Continuing the discussion on very long distance Beaker mobility...
After the previous post "Iberians in Suprasl?", someone sent me this recent paper, "Paleoclimate and Cultural Genesis in Eastern Europe at the End of the 3rd Millennium B.C." 2018 by Roman Mimokhod.
The question is, if Beaker influences in the SW Baltic now have the option of transmission from actual immigrants rather than chain transmission through intermediary cultures, should we more carefully consider that other peripheries expressing Beaker characteristics may have also recieved direct immigration?
To put another way, given that we have ample proof that Beakers travelled very long distances in a single lifetime (perhaps even within a few weeks), and given their lack of respect for any sort of boundary (geographic, tribal, climatic, linguistic, moral), and given their propensity to dot regions with outposts in the backyards of native cultures, is it not simpler to assume peripheries with Beaker influences had local Beaker settlers, or at least traders, prospectors, marriage partners?
How about the Middle Volga? How about early Abashevo?
This is not to suggest any part of the Abashevo Complex should have any significant Beaker ancestry. If it did, it would surely be a fraction. Rather, the point here is identifying those attributes that remind us of the Beaker Culture and trying to understand how these elements surfaced in such a far away place.
Beaker settlements in the Ukraine/Southern Russia should not seem too absurd; as I have suggested before, their migration does not appear to have been a mindless process, like a liquid spreading equally in the absence of resistance, seeping into every crevice along the way. Their earliest presence in any area appears to target raw materials or favorable positions.
There is no doubt that migrations from Central Europe laid the foundational layers for the rise of Abashevo. Did cultural Beakers migrate?

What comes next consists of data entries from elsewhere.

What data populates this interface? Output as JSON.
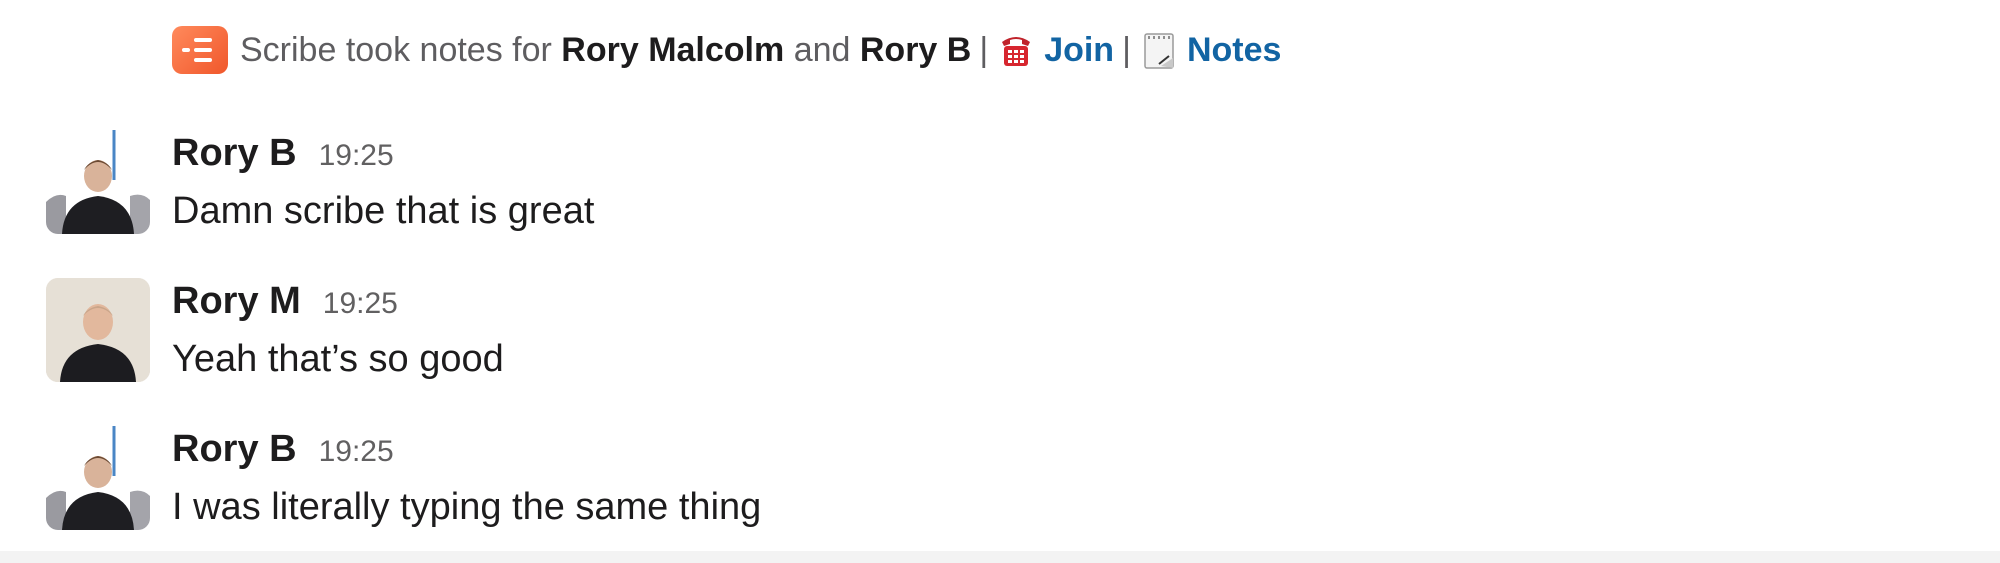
{
  "scribe": {
    "prefix": "Scribe took notes for",
    "name1": "Rory Malcolm",
    "and": "and",
    "name2": "Rory B",
    "sep1": "|",
    "join_label": "Join",
    "sep2": "|",
    "notes_label": "Notes",
    "logo_icon": "scribe-logo-icon",
    "join_icon": "telephone-icon",
    "notes_icon": "notepad-icon"
  },
  "messages": [
    {
      "sender": "Rory B",
      "time": "19:25",
      "text": "Damn scribe that is great"
    },
    {
      "sender": "Rory M",
      "time": "19:25",
      "text": "Yeah that’s so good"
    },
    {
      "sender": "Rory B",
      "time": "19:25",
      "text": "I was literally typing the same thing"
    }
  ],
  "colors": {
    "link": "#1264a3",
    "scribe_brand": "#f0572b",
    "text": "#1d1c1d",
    "muted": "#616061"
  }
}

ПАЛЕОКЛИМАТ И КУЛЬТУРОГЕНЕЗ В ВОСТОЧНОЙ ЕВРОПЕ В КОНЦЕ III тыс. до н.э. DOI: 10.7868/S0869606318020046
Р. А. Мимоход, 2018
РОССИЙСКАЯ АРХЕОЛОГИЯ, 2018, No 2, с. 3348
Translated..
At the end of the 3rd millennium, a block of post-catacomb cultural formations was formed in Eastern Europe on the genetic basis of catacomb cultures. It consists of the Babino cultural circle and the Lola cultural circle. The first of them was formed due to the migration impulse from Central Europe and the Carpathian-Danube region, the emergence of the second was stimulated by the migration of pastoralists of the North-Eastern Caucasus to the Ciscaucasian steppe. In turn, the movement of population groups from Europe led to the emergence of a bright, distinctive Middle Volgian Abashev culture of a Central European appearance. Large-scale migrations in Eastern Europe XXIII / XXII centuries. BC. coincided with the peak of aridization in the Old World. These two phenomena are in a causal relationship.